Generally, a website like an e-commerce website, and usually also news websites, blogs and anything else with highly structured pages (such as Stack Overflow itself -- though don't try looking for it), will publish an XML sitemap file.
An XML sitemap is basically just a big XML file with a bunch of links to all of the pages in the site. It usually also includes the relative "importance" of each page within the site (so a product page is more important than a category listing, for example) which helps the search engine to decide what to prefer to display in a result page.
Because the sitemap.xml file may be really big (several megabytes for a large site), Google and other search engines also accept more specialized sitemap files. For example, a "News Sitemap" will contains links to all news stories published by a news website in the last 48 hours. Google will "ping" that file much more frequently (even up to once every couple of minutes) to check whether new stories have been published -- this is how they keep http://google.com/news up-to-date.
Note that the sitemap file only contains links to pages within the site. It's not a dump of the database or anything like that. This is because search engines are specifically interested in indexing a site the same way that human would read it. That's why they put so much emphasis on penalizing you from "tricking" it into indexing something a human would never actually see (hidden text and whatnot).

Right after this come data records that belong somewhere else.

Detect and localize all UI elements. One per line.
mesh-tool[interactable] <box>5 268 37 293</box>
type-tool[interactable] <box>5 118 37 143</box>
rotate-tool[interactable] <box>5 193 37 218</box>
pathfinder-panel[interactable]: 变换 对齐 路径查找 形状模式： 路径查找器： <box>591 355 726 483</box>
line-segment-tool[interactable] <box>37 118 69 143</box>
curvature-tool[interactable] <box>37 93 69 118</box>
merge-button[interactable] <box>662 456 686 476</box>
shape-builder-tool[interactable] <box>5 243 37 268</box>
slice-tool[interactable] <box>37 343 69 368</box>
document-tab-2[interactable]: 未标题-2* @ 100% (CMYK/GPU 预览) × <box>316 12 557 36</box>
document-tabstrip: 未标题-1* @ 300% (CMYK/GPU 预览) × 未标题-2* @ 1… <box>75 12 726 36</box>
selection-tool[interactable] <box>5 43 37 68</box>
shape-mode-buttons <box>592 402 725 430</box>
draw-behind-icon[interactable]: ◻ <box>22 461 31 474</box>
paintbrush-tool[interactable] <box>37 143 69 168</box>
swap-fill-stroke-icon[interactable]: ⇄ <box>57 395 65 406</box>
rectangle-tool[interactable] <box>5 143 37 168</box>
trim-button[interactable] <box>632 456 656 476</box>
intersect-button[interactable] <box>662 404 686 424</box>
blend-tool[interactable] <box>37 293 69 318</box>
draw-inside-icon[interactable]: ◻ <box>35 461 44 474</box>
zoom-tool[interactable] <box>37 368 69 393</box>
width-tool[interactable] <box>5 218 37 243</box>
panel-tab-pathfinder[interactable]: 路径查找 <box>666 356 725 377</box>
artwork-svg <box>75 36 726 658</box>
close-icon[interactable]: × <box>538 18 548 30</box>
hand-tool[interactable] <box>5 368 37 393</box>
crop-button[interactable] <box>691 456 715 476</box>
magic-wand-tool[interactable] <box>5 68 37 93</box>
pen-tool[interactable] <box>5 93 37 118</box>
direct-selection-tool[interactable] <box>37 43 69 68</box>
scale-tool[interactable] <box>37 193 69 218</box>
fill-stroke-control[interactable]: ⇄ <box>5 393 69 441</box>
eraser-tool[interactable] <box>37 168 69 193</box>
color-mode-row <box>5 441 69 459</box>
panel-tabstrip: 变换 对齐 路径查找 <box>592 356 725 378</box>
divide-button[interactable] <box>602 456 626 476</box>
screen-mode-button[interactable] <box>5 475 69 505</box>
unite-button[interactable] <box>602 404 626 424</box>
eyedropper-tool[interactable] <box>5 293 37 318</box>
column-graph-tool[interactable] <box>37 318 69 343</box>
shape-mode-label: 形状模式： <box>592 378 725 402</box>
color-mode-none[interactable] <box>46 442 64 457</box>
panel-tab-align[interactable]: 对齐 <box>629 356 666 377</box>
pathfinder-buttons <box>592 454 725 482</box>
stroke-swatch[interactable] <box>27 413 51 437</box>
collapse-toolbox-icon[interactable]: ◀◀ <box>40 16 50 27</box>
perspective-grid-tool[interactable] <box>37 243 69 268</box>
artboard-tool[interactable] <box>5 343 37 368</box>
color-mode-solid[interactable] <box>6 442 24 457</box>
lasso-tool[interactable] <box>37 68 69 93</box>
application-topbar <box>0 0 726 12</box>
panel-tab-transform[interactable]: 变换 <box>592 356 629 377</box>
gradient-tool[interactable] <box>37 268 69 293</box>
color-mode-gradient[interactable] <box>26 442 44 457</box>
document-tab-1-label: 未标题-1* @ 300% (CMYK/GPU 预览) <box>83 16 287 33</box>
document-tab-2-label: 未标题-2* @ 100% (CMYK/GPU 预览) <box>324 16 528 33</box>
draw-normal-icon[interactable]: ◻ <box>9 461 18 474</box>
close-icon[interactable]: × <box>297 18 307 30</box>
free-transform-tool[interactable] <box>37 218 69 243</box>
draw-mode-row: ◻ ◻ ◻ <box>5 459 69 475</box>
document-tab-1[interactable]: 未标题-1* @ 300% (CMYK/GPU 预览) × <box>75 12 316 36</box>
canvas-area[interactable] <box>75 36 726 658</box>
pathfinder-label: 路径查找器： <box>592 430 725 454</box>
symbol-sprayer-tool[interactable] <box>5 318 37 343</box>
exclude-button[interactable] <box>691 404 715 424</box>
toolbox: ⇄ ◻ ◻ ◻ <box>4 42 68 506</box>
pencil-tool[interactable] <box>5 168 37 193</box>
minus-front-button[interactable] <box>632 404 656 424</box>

In response to your question, for the "internal" search functionality, yes most of these will be implemented using a direct search of the database, rather than the typical "public" search engine technique of crawl/index/query.
To make the searching faster, typically something like Lucene is used (some databases provide in-built full-text search functionality as well, but Lucene is more full-featured than any in-built full-text search I've seen). Basically, what comes out of a Lucene search will be the identifier of the products/blog post/news item your query matched, and then you'll fetch those results from the database to display however you like.
However, that can be fairly complex to set up. Many sites will just use something like a Google Custom Search, which basically just does a regular Google search with "site:example.com" pre-pended to the query string. It usually returns worse results than Lucene, but it's pretty trivial to set up.